Oleh karena itu, siapa yang ingin Allah membukakan pintu-pintu ilmu, hendaklah ia menjaga diri dari segala bentuk kemaksiatan, baik yang tampak maupun yang tersembunyi. Sebab, kemaksiatan mengeraskan hati, menggelapkan jiwa, dan menghalangi datangnya keberkahan ilmu.

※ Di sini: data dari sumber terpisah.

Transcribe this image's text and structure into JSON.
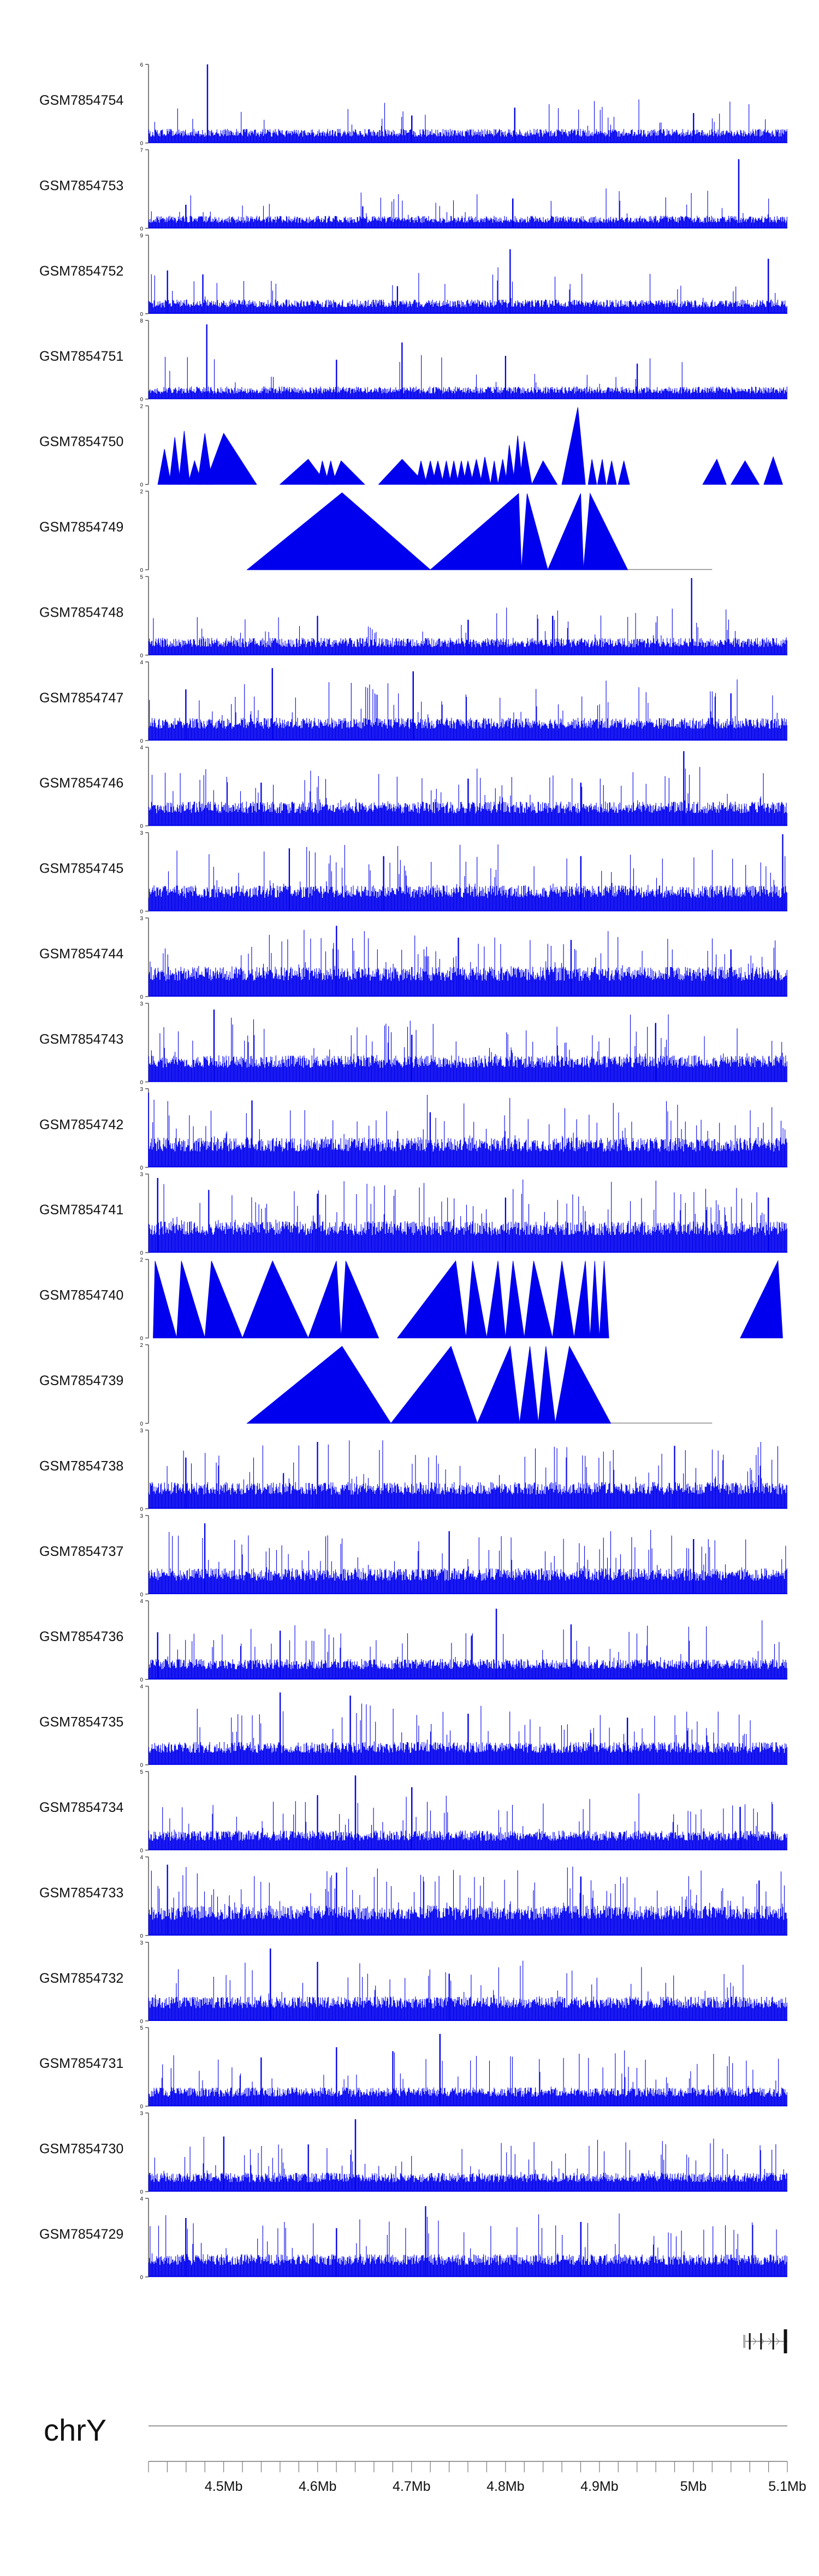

Imam Asy-Syafi'i رحمه الله pernah mengadu kepada gurunya, Waki', tentang buruknya hafalan, lalu beliau dinasihati:
«شَكَوْتُ إِلَى وَكِيعٍ سُوءَ حِفْظِي
فَأَرْشَدَنِي إِلَى تَرْكِ الْمَعَاصِي
وَأَخْبَرَنِي بِأَنَّ الْعِلْمَ نُورٌ
وَنُورُ اللَّهِ لَا يُؤْتَاهُ عَاصِي»
"Aku mengadu kepada Waki' tentang buruknya hafalanku. Maka beliau membimbingku agar meninggalkan maksiat. Beliau berkata kepadaku bahwa ilmu adalah cahaya, dan cahaya Allah tidak diberikan kepada orang yang bermaksiat."
Semoga Allah menghiasi hati kita dengan cahaya ilmu yang bermanfaat, memberikan taufik untuk menjauhi segala bentuk maksiat, dan menjadikan kita termasuk hamba-hamba-Nya yang istiqamah di atas ketaatan. Āmīn.